Cuando por fin se abrieron las
puertas, se reveló la exaltada figura de la madre Ramona: el hábito parecía
planchado encima de ella, ni una ceja estaba fuera de lugar; el rosario de su
cuello hacía una simetría perfecta: ni un centímetro más ni uno de menos,
Cristo no podría haber estado mejor columpiado en otro lado que no fuese sobre la
panza ahuecada de la superiora.
La madre Ramona levantó una ceja: —¿Por
qué tienen cerrado tan temprano?
—Ay, madre superiora… no la
esperábamos.
—Las puertas se cierran a las 9:00
en punto, hermana Antonia: lo dice el libro.

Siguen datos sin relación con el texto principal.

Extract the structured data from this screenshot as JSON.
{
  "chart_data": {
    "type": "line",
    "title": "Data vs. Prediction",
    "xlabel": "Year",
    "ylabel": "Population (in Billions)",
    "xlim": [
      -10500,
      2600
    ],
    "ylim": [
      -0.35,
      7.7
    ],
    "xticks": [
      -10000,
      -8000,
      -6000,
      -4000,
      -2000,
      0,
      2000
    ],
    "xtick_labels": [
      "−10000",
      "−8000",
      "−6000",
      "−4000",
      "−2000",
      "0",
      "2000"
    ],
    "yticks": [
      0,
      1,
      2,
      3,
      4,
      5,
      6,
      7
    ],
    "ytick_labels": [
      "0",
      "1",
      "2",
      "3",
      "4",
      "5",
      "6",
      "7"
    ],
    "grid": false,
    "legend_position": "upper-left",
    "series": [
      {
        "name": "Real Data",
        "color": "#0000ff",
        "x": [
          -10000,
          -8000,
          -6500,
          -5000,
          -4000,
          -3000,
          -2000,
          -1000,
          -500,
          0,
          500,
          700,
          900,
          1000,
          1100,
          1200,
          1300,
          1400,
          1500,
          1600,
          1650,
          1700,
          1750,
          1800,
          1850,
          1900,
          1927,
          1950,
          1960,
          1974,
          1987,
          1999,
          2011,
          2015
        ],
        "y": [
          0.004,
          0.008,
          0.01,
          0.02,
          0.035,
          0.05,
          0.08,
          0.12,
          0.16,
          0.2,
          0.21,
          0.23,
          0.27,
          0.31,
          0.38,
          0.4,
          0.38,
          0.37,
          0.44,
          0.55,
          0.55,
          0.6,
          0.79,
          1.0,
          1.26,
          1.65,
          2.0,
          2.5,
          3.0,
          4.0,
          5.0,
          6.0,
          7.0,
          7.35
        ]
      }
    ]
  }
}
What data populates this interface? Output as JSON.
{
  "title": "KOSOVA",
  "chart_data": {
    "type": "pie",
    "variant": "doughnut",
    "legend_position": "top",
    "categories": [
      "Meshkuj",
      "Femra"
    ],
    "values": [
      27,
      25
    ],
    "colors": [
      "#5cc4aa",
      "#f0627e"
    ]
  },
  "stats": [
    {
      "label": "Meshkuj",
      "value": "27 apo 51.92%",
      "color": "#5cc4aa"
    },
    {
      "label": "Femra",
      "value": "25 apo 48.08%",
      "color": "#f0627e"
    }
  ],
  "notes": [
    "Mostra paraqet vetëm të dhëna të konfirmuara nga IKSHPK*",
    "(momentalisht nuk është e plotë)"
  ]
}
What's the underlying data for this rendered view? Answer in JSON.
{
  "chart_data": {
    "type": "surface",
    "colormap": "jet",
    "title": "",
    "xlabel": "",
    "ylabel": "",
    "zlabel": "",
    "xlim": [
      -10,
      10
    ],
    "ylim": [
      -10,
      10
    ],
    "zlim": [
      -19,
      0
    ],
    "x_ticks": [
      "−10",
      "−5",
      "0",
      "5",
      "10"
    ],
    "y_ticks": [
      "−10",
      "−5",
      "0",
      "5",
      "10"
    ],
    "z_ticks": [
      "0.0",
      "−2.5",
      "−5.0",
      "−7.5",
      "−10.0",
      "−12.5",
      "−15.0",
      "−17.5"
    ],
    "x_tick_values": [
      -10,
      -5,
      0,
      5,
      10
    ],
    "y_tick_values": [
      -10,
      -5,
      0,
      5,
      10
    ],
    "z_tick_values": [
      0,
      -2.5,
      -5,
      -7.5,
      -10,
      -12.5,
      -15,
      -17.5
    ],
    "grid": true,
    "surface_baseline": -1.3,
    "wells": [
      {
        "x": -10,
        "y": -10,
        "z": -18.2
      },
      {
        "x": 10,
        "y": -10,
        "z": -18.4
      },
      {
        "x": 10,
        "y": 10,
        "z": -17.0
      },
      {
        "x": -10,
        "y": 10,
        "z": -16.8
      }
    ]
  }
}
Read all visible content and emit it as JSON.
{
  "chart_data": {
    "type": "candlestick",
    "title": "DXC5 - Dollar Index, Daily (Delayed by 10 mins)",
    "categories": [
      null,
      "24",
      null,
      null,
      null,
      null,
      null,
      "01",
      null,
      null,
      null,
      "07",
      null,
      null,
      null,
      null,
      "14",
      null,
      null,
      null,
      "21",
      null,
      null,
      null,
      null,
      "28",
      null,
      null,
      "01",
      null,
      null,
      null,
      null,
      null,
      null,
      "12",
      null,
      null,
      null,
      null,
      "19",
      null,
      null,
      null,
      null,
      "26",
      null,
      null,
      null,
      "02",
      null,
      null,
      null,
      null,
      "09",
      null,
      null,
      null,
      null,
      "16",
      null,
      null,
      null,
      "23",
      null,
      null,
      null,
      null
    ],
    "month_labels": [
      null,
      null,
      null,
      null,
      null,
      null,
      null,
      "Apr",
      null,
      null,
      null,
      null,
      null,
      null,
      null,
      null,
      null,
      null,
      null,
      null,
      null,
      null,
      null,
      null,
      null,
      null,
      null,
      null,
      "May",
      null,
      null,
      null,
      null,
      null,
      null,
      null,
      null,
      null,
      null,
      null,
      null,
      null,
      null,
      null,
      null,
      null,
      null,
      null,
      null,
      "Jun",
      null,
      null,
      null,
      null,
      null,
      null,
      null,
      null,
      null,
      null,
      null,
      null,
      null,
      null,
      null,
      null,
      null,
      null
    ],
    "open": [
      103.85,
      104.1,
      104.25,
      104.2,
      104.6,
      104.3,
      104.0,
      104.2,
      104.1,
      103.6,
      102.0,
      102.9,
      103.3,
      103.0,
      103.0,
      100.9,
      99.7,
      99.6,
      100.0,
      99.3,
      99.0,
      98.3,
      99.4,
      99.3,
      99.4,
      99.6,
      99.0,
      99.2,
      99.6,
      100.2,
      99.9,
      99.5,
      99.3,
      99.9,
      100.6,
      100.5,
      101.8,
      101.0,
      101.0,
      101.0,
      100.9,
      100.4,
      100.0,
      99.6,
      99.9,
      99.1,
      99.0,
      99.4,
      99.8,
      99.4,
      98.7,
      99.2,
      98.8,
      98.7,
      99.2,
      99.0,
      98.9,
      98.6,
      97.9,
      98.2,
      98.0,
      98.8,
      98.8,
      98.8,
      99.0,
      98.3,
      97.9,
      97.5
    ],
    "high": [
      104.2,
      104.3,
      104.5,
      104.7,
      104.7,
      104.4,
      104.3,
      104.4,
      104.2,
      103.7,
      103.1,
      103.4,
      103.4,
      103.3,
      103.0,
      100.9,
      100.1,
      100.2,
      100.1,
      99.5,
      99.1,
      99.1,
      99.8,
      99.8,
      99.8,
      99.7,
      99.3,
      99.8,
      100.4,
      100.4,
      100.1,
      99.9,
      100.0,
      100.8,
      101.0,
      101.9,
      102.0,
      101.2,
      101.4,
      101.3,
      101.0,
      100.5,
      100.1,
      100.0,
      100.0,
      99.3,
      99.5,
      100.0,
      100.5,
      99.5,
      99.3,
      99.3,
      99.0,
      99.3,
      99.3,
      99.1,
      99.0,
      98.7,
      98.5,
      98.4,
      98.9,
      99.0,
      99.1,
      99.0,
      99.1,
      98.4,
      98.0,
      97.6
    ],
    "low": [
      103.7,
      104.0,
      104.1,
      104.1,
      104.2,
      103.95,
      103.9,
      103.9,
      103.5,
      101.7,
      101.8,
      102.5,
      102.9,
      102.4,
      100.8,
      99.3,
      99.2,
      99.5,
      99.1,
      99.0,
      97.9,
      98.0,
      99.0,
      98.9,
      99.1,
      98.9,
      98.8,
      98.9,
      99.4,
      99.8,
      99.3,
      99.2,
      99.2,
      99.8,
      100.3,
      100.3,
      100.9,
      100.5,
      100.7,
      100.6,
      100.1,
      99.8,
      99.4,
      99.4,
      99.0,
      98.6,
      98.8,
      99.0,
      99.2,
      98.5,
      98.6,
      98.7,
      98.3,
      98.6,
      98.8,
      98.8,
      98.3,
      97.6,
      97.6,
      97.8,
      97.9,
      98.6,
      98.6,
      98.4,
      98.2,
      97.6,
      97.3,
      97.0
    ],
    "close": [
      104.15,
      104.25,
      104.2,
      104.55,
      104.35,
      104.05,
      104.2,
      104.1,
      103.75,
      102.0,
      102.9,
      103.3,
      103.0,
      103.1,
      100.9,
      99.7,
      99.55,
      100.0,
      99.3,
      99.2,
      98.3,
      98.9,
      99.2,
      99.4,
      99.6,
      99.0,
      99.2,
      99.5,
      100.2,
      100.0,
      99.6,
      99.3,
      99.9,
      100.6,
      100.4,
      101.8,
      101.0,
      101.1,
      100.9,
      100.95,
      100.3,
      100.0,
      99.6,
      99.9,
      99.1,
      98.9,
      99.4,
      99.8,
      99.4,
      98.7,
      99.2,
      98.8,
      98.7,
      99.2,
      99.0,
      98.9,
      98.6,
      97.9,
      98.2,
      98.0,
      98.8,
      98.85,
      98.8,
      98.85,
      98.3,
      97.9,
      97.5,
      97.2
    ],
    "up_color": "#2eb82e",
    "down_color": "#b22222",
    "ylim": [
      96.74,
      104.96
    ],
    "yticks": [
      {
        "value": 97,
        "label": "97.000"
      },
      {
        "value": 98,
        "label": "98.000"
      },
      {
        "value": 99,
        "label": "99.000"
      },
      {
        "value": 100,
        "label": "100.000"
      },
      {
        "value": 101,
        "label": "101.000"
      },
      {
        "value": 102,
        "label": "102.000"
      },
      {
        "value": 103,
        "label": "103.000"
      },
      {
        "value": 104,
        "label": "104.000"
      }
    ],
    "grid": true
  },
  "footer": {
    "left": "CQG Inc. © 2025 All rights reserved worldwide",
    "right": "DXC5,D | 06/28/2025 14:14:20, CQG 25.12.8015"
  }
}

—Qué pena con usted, madre. Pero
si son ya las… —sor Antonia dirigió la mirada a la torre de la iglesia la cual
seguía marcando las 8:59.
La madre Ramona se abrió paso hacia
el convento, y en cuanto puso un pie dentro, todos los relojes de Churubusco el
Alto marcaron la hora.
—Yo no llego tarde, hermana. ¿Ve?
En punto.
El padre Aparicio se asustó
cuando, después de haber contado cerca de tres minutos en su cabeza, las
campanas golpearan la hora exacta. Y aquí el primer milagro de la madre Ramona:
ningún reloj volvió a desfasarse en todo Churubusco el Alto; ni el tiempo podía
contradecir a la superiora de las jerónimas.
El arrastrar de las sandalias de
la madre Ramona rozaba en clave de fa por todo el convento, y ya fuera en las celdas
o en las capillas, las jerónimas sintieron ese tono grabado en las losetas de
granito.
—¿Madre Ramona? —sor Antonia se
dignó a hablarle mientras la otra caminaba evaluando de tanto en tanto las
instalaciones del convento—, me da mucho gusto que leyera mi carta.
—Inquietante, sí. Tendré que hablar
muy seriamente con el padre Aparicio…
Sor Antonia sonrió en sus
adentros; pero entonces la superiora giró sus talones en perfectos 120º.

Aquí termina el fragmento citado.